In this latest installment of our quarterly newsletter, we share our observations on the second quarter of 2021 and our outlook for the remainder of the year. Click here to go to the full report on our website. Following are highlights:
- The U.S. economy and financial markets accelerated their recovery in the second quarter of 2021 from the Covid-19 pandemic that kept Americans and the world in its grip for more than 15 months.
- Several factors have contributed to the robust recovery. First, increasing vaccination rates in most parts of the U.S. have led to the easing of pandemic-related restrictions, which in turn have boosted economic activity and consumer spending. Second, the Federal Reserve has remained committed to low interest rates and accommodative monetary policies, spurring everything from home purchases to corporate investment. Finally, government stimulus appears to be continuing with a bipartisan infrastructure spending program likely to pass in Congress.
- The pace of the economic recovery has been faster and stronger than expected, with the Fed revising its estimates for 2021 GDP growth upward from 4.2% in December to 6.4% in March and to 7% by mid-June. Some economists are even more bullish, predicting that GDP could grow at an annualized rate of 8% – 9% this year.
- The strong uptick in economic activity has led to a robust rebound in corporate earnings, which increased 143% in the first quarter of 2021 from the pandemic low-point of the first quarter of 2020 and are expected to top 65% year-over-year growth in the second quarter.
- All of these factors have fueled stock market gains of 15.3% for the S&P 500 year-to-date through June 30th, with most stock indices reaching record highs at the end of the quarter.

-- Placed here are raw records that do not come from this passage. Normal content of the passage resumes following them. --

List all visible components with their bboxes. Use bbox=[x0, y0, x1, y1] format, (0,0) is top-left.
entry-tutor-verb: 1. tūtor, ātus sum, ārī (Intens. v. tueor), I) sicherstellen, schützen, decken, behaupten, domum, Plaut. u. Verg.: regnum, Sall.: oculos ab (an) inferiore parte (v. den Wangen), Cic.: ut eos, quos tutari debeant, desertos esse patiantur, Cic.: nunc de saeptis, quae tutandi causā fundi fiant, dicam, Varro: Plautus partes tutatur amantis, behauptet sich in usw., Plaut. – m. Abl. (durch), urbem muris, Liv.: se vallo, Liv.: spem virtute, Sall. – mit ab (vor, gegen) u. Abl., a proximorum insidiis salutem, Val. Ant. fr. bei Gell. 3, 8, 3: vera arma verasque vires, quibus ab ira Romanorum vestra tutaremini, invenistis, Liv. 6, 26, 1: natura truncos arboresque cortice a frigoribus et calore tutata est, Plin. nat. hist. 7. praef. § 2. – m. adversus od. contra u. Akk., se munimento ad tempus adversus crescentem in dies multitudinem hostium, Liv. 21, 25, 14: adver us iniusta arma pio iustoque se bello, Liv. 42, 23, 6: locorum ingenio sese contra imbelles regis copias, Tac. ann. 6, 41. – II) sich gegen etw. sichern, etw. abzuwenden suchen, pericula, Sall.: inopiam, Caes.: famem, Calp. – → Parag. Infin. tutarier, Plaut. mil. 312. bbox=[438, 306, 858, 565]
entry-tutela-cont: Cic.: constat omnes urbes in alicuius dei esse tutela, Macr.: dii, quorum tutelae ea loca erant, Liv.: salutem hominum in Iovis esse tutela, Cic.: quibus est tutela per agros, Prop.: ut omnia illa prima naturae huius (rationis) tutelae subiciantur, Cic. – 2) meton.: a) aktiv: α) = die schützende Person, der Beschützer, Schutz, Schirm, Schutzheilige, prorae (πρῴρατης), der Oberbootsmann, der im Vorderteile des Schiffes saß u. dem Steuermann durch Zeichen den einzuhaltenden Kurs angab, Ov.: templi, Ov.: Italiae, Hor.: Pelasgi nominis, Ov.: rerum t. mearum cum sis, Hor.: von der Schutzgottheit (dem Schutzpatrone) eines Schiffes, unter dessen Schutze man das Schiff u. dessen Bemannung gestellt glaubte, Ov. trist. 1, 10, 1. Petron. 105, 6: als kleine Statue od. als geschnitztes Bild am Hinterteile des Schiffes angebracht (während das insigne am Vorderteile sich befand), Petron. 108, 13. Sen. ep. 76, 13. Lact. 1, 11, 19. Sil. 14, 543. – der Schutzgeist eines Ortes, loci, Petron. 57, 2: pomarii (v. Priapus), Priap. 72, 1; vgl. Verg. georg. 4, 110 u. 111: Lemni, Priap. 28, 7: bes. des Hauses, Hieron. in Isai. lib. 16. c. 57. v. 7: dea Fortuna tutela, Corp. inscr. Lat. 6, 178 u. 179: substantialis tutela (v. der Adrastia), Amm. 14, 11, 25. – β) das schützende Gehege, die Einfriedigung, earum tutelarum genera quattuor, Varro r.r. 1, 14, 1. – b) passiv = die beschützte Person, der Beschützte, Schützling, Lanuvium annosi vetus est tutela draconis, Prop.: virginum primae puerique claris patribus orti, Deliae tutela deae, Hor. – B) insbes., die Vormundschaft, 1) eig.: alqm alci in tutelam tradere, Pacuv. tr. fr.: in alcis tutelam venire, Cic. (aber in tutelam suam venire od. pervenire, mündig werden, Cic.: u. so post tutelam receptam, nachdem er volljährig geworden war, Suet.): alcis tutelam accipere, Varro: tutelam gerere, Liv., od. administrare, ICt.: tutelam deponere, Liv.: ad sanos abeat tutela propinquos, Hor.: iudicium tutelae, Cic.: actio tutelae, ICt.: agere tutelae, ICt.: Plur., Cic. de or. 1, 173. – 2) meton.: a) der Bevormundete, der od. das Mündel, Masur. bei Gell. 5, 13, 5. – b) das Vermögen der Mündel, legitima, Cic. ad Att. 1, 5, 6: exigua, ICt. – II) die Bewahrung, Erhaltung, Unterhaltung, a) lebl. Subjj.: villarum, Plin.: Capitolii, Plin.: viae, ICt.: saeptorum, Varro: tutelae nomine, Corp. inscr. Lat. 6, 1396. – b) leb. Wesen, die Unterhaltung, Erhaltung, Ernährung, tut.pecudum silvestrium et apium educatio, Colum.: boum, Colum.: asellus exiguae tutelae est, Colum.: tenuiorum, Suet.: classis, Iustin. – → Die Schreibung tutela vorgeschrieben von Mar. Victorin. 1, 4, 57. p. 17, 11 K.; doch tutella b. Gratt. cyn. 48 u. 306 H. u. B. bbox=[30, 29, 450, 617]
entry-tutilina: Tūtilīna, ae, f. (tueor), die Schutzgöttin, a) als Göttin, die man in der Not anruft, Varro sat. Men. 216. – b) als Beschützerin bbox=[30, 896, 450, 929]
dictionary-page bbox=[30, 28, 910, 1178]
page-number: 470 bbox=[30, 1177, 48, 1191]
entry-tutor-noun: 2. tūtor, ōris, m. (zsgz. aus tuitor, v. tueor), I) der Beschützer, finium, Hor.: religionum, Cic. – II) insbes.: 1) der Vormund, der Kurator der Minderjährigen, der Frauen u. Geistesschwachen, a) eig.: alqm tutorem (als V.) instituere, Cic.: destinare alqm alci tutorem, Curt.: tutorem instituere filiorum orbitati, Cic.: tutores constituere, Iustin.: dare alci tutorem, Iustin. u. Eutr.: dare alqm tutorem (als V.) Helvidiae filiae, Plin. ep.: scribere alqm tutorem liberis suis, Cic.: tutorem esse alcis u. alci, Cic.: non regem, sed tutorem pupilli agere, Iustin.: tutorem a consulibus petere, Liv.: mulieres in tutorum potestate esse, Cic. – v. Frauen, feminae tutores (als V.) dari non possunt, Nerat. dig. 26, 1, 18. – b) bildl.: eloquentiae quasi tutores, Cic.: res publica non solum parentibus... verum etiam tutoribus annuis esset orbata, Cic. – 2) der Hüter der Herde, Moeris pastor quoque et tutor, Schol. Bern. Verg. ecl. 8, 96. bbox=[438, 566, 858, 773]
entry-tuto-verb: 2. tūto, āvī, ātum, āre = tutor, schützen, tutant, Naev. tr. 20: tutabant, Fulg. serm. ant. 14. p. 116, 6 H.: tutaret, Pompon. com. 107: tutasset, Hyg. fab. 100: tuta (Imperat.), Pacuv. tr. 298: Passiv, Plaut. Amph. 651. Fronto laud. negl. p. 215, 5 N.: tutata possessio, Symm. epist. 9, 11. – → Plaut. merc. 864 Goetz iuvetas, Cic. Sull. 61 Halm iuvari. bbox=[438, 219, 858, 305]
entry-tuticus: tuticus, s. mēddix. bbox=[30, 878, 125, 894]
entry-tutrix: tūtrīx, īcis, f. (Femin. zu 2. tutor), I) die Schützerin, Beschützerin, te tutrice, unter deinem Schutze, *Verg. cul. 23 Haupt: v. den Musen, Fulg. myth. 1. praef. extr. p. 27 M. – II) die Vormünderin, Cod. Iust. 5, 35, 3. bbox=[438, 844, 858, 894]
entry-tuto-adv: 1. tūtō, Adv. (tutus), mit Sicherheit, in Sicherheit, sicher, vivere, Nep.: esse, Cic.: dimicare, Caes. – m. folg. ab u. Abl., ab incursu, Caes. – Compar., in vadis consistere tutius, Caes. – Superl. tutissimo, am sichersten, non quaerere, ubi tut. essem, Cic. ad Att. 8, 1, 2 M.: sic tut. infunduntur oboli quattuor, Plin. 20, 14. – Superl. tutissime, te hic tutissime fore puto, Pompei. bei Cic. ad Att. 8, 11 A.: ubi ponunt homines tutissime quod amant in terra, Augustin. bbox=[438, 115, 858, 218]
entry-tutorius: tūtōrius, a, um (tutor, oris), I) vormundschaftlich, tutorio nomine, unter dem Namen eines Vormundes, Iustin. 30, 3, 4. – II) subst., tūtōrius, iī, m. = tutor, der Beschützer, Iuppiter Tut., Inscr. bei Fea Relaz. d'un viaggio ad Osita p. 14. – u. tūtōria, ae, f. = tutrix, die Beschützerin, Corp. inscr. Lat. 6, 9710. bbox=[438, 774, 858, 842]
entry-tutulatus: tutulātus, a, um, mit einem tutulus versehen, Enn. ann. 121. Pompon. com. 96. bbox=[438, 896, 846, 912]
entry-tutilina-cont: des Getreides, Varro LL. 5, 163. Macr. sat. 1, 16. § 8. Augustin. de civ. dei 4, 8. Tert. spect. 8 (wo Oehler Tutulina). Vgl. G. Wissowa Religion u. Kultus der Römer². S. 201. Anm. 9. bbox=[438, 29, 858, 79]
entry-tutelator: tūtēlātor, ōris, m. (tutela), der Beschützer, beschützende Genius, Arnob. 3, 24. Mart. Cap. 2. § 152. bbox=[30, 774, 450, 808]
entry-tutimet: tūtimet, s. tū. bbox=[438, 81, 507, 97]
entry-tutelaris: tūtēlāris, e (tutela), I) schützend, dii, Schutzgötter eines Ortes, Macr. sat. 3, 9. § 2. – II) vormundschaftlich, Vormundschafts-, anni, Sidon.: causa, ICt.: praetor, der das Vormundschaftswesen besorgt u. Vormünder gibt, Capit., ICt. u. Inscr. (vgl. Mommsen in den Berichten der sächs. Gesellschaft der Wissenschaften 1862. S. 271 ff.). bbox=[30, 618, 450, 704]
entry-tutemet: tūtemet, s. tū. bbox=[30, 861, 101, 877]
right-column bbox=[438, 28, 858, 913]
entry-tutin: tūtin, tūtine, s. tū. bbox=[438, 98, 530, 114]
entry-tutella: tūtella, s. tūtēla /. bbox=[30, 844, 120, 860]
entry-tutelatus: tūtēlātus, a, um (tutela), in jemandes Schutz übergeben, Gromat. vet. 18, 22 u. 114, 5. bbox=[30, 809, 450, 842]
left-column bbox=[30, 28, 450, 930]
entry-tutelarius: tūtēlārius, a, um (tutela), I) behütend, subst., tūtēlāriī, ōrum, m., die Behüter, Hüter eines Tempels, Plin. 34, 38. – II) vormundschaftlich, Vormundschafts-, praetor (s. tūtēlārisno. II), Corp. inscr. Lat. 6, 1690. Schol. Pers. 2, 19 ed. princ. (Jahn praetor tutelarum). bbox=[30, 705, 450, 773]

- The employment picture has also brightened in 2021. After a blockbuster employment report in March, job growth slowed in April but recovered in May and June, sending the unemployment rate down to 5.9%. However, in a frustrating twist to employers, job postings are at record levels even as nine million Americans remain unemployed, meaning many businesses can’t fill the positions they need to return to full capacity.
- As the U.S. economy comes back from the depths of the pandemic, many investors now see inflation as the next serious risk to the economy and markets. Stoking this fear, consumer prices rose at an annualized rate of 5.4% in June, marking a 13-year high.
- However, the Fed has remarked that the current burst of inflation, seen especially in rising commodity, energy, and other raw material prices, is likely to be transitory, lasting only until global supply chains recover and the supply/demand relationship for most goods and services comes more into balance.
- Fears of inflation have also put the spotlight on interest rates; specifically, how and when the Fed might respond by raising rates and curtailing asset purchases. Given its view that current inflationary pressures are transitory, the Fed has not indicated any material change to its monetary policy, meaning that it does not expect any rate hikes to be needed until 2023.
- We remain optimistic that the U.S. economy and financial markets will continue their positive trajectory through 2021 and into 2022 as businesses and consumers continue to recover from the Coronavirus pandemic. Overall, the combination of pent-up consumer demand, supportive monetary and fiscal policies, improving business and consumer confidence, and reopening momentum provide a favorable backdrop for continued growth in the U.S. economy and financial markets.
- We do not anticipate major changes to our portfolios as a result of current trends. We continue to hold and to look for attractively priced investments that might benefit from infrastructure spending and the broader economic recovery, which have the potential to boost value stocks, in particular. Rising interest rates do not concern us now, but we will be keeping a close eye on yields and signs of an uptick in inflation.
- We are pleased to announce that Edgemoor’s office has fully re-opened as of June 1st, 2021.